El caso es que las figuras estaban situadas estratégicamente junto al
camino y parecían personas de verdad.
Los
viajeros al ser de noche, solo veían las brasas encendidas de los cigarros en
las manos de los espantapájaros, las sombras de las figuras a la luz de la luna
hacían el resto, el miedo es libre, más aún al oír al bandido Cuatrouñe con
voz potente decir:
-
Alto, sacar lo de valor y entregarlo.
-
Y vosotros, dirigiéndose a los “monchutes.”
-
Quietos y no hagáis nada hasta que yo os lo mande.
Los
pobres transeúntes, ante lo que veían y se figuraban, muertos de miedo ante
lo que ellos creían una partida de bandidos, entregaban sus pertenencias sin
rechistar no fuera que además de sus pertenencias les quitara otra cosa más
preciada.
Ese
fue el modus operandi del bandido Cuatrouñe, mientras duraron sus correrías
por Val de Emposta, no se sabe exactamente cuántos años duraron los
atracos, ni cuantos fueron.
Como
todos los bandidos, tenía numerosos escondites para que no lo pillaran los
picoletos.
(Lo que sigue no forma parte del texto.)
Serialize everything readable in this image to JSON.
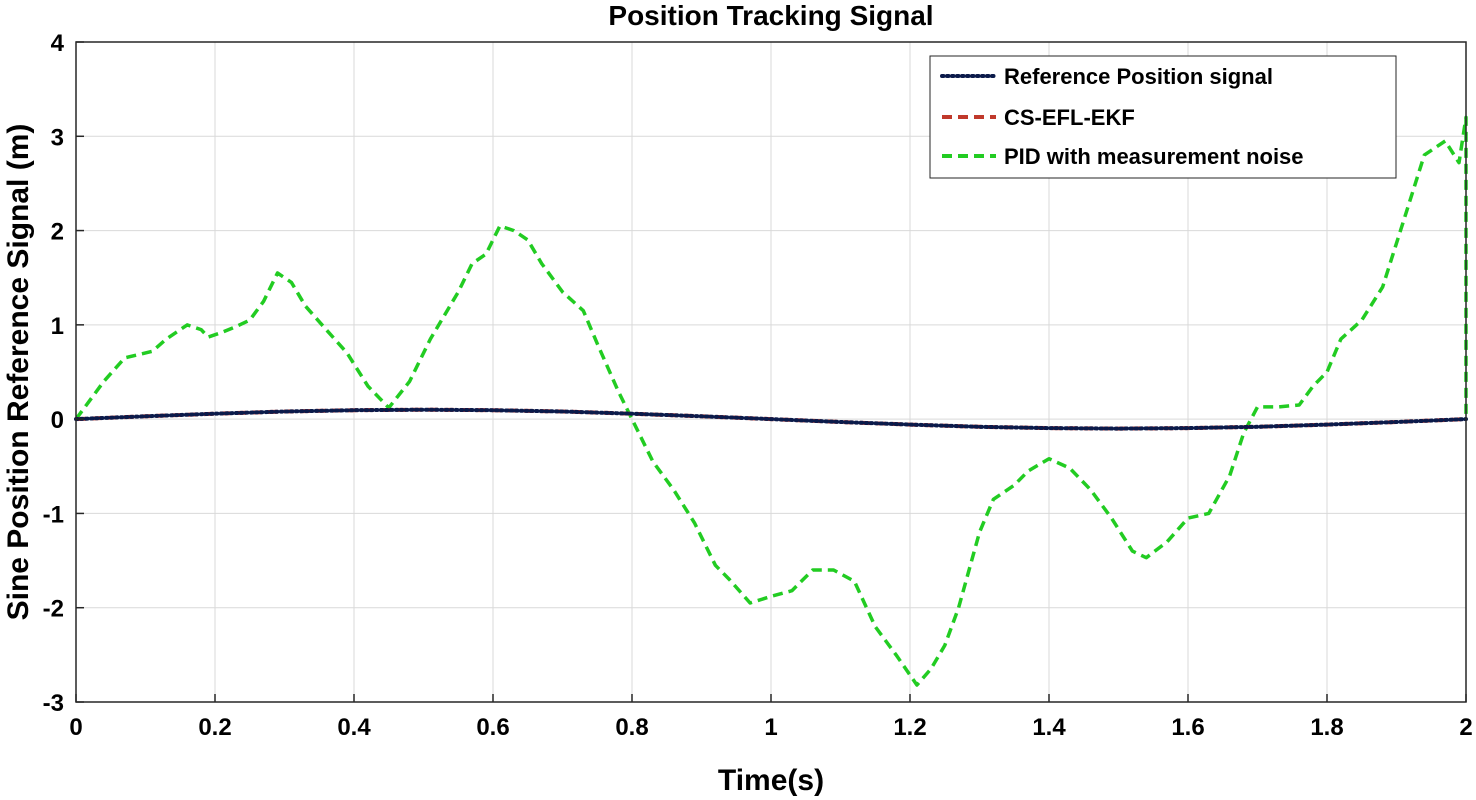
{
  "chart_data": {
    "type": "line",
    "title": "Position Tracking Signal",
    "xlabel": "Time(s)",
    "ylabel": "Sine Position Reference Signal (m)",
    "xlim": [
      0,
      2
    ],
    "ylim": [
      -3,
      4
    ],
    "xticks": [
      0,
      0.2,
      0.4,
      0.6,
      0.8,
      1,
      1.2,
      1.4,
      1.6,
      1.8,
      2
    ],
    "xtick_labels": [
      "0",
      "0.2",
      "0.4",
      "0.6",
      "0.8",
      "1",
      "1.2",
      "1.4",
      "1.6",
      "1.8",
      "2"
    ],
    "yticks": [
      -3,
      -2,
      -1,
      0,
      1,
      2,
      3,
      4
    ],
    "ytick_labels": [
      "-3",
      "-2",
      "-1",
      "0",
      "1",
      "2",
      "3",
      "4"
    ],
    "grid": true,
    "legend_position": "top-right",
    "series": [
      {
        "name": "Reference Position signal",
        "color": "#0b1a4a",
        "style": "dotted",
        "x": [
          0,
          0.1,
          0.2,
          0.3,
          0.4,
          0.5,
          0.6,
          0.7,
          0.8,
          0.9,
          1.0,
          1.1,
          1.2,
          1.3,
          1.4,
          1.5,
          1.6,
          1.7,
          1.8,
          1.9,
          2.0
        ],
        "y": [
          0,
          0.03,
          0.058,
          0.081,
          0.095,
          0.1,
          0.095,
          0.081,
          0.058,
          0.03,
          0,
          -0.03,
          -0.058,
          -0.081,
          -0.095,
          -0.1,
          -0.095,
          -0.081,
          -0.058,
          -0.03,
          0
        ]
      },
      {
        "name": "CS-EFL-EKF",
        "color": "#c0392b",
        "style": "dashed",
        "x": [
          0,
          0.1,
          0.2,
          0.3,
          0.4,
          0.5,
          0.6,
          0.7,
          0.8,
          0.9,
          1.0,
          1.1,
          1.2,
          1.3,
          1.4,
          1.5,
          1.6,
          1.7,
          1.8,
          1.9,
          2.0
        ],
        "y": [
          0,
          0.03,
          0.058,
          0.081,
          0.095,
          0.1,
          0.095,
          0.081,
          0.058,
          0.03,
          0,
          -0.03,
          -0.058,
          -0.081,
          -0.095,
          -0.1,
          -0.095,
          -0.081,
          -0.058,
          -0.03,
          0
        ]
      },
      {
        "name": "PID with measurement noise",
        "color": "#22cc22",
        "style": "dashed",
        "x": [
          0,
          0.02,
          0.04,
          0.07,
          0.11,
          0.13,
          0.16,
          0.18,
          0.19,
          0.21,
          0.23,
          0.25,
          0.27,
          0.29,
          0.31,
          0.33,
          0.36,
          0.39,
          0.42,
          0.45,
          0.48,
          0.51,
          0.55,
          0.57,
          0.59,
          0.61,
          0.63,
          0.65,
          0.67,
          0.7,
          0.73,
          0.75,
          0.78,
          0.8,
          0.83,
          0.86,
          0.89,
          0.92,
          0.94,
          0.97,
          1.0,
          1.03,
          1.06,
          1.09,
          1.12,
          1.15,
          1.18,
          1.21,
          1.23,
          1.25,
          1.27,
          1.3,
          1.32,
          1.35,
          1.37,
          1.4,
          1.43,
          1.46,
          1.49,
          1.52,
          1.54,
          1.57,
          1.6,
          1.63,
          1.66,
          1.68,
          1.7,
          1.73,
          1.76,
          1.78,
          1.8,
          1.82,
          1.85,
          1.88,
          1.91,
          1.94,
          1.97,
          1.99,
          2.0,
          2.0
        ],
        "y": [
          0,
          0.2,
          0.4,
          0.65,
          0.72,
          0.85,
          1.0,
          0.95,
          0.87,
          0.92,
          0.98,
          1.05,
          1.25,
          1.55,
          1.45,
          1.2,
          0.95,
          0.7,
          0.35,
          0.12,
          0.4,
          0.85,
          1.35,
          1.65,
          1.75,
          2.05,
          2.0,
          1.9,
          1.65,
          1.35,
          1.15,
          0.8,
          0.3,
          0.0,
          -0.45,
          -0.75,
          -1.1,
          -1.55,
          -1.7,
          -1.95,
          -1.88,
          -1.82,
          -1.6,
          -1.6,
          -1.72,
          -2.2,
          -2.5,
          -2.82,
          -2.65,
          -2.4,
          -2.0,
          -1.2,
          -0.85,
          -0.7,
          -0.55,
          -0.42,
          -0.52,
          -0.75,
          -1.05,
          -1.4,
          -1.47,
          -1.3,
          -1.05,
          -1.0,
          -0.6,
          -0.15,
          0.13,
          0.13,
          0.15,
          0.35,
          0.5,
          0.85,
          1.05,
          1.4,
          2.1,
          2.8,
          2.95,
          2.72,
          3.2,
          0.0
        ]
      }
    ]
  }
}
Unos dicen que se refugiaba en Pina de Ebro, otros en Gelsa y otros
dicen que se refugiaba por los montes de la comarca, lo cierto es que tenía
aterrorizados a todos los viandantes que circulaban por Val de Emposta.
Se
cuenta, se dice, que un joven de Sástago que frecuentaba ese camino porque
festejaba con una moza de La Puebla de Hijar, una vez, cuando volvía de
visitarla a lomos de su caballo, una noche de luna llena, diviso a cierta distancia
los espantapájaros dispuestos a ambos lados de la cuneta del camino y
vio como un individuo les colocaba los cigarros en la mano, seguramente había
oído el ruido que hacia el caballo y el bandido Cuatrouñe se disponía a atracarlo.
El
joven gran conocedor de la zona dio media vuelta y se adentró por otro camino,
que, aunque más largo al fin y a la postre resultaba más seguro, salvándose
de ser desvalijado por el bandido Cuatrouñe.
Desde
ese día, cuando volvía de festejar con la novia, si se le acercaba a pedir
agua algún caminante de por la zona de Val de Emposta, con una mano sacaba
la bota o la cantimplora y con la otra sacaba la pistola, y mientras el sediento
bebía agua lo apuntaba disimuladamente con la pistola, porque no se fiaba
de lo que por esos lares caminaba.
Del
bandido Cuatrouñe no se sabe si murió a manos de los picoletos, o simplemente
se cansó de atracar viajeros por la zona de Val de Emposta y se fue
a otros lugares a seguir robando a los transeúntes.